Сиддхартха наклонился и поднял с земли камень.

— Вот камень, — сказал он, покачивая его на ладони. — Однажды он, может быть, станет землею, а из земли превратится в растение, или в животное, или в человека. Раньше я бы сказал: «Это всего лишь камень, он не имеет ценности, он принадлежит к миру Майи, но так как когда-нибудь в потоке превращений он, возможно, обретет дух, станет человеком, я и к нему отношусь с уважением». Так я, пожалуй, подумал бы раньше.

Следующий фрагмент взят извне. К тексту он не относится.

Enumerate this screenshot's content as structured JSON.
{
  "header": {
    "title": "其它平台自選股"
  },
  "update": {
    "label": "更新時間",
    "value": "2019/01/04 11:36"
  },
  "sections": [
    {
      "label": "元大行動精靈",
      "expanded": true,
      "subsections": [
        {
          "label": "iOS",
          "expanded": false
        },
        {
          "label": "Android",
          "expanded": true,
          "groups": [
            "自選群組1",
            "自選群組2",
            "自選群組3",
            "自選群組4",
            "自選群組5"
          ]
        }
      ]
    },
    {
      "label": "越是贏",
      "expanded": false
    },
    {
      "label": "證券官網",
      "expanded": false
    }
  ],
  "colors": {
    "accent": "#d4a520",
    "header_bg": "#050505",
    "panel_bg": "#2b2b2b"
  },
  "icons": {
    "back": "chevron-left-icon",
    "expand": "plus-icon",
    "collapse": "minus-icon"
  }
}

Сегодня же я думаю иначе: это камень, это и животное, это и бог, это Будда, я почитаю и люблю его не потому, что он когда-нибудь может стать тем или другим, а потому, что он давно уже есть и вечно пребудет всем, и именно потому, что он — камень, что сегодня, сейчас он представляется мне камнем, именно поэтому я люблю его и вижу ценность и смысл в каждой его прожилке, в каждой трещинке, в каждом оттенке его цвета, в его твердости, в звуке, который он издает, если по нему похлопать рукой, в сухости и влажности его поверхности. Есть камни гладкие, как масло, или скользкие, как мыло, другие напоминают листья, третьи — песок, и каждый из них необычен, каждый шепчет на свой лад священное «Аум», каждый — брахман, но в то же время — и в той же мере — камень, гладкий и скользкий или шершавый, и именно это мне нравится и кажется удивительным и достойным поклонения… Но позволь мне больше не говорить об этом. Сокровенный смысл боится слов, так же как тьма боится света, — стоит лишь попытаться выразить что-то в словах, как это что-то тотчас же ускользает, оставляя нам свой искаженный образ, звучит глупостью в наших устах. Но и это мне по душе, и это прекрасно, и с этим согласно мое сердце — истина, обладающая ценностью для одного, для другого всегда звучит глупостью.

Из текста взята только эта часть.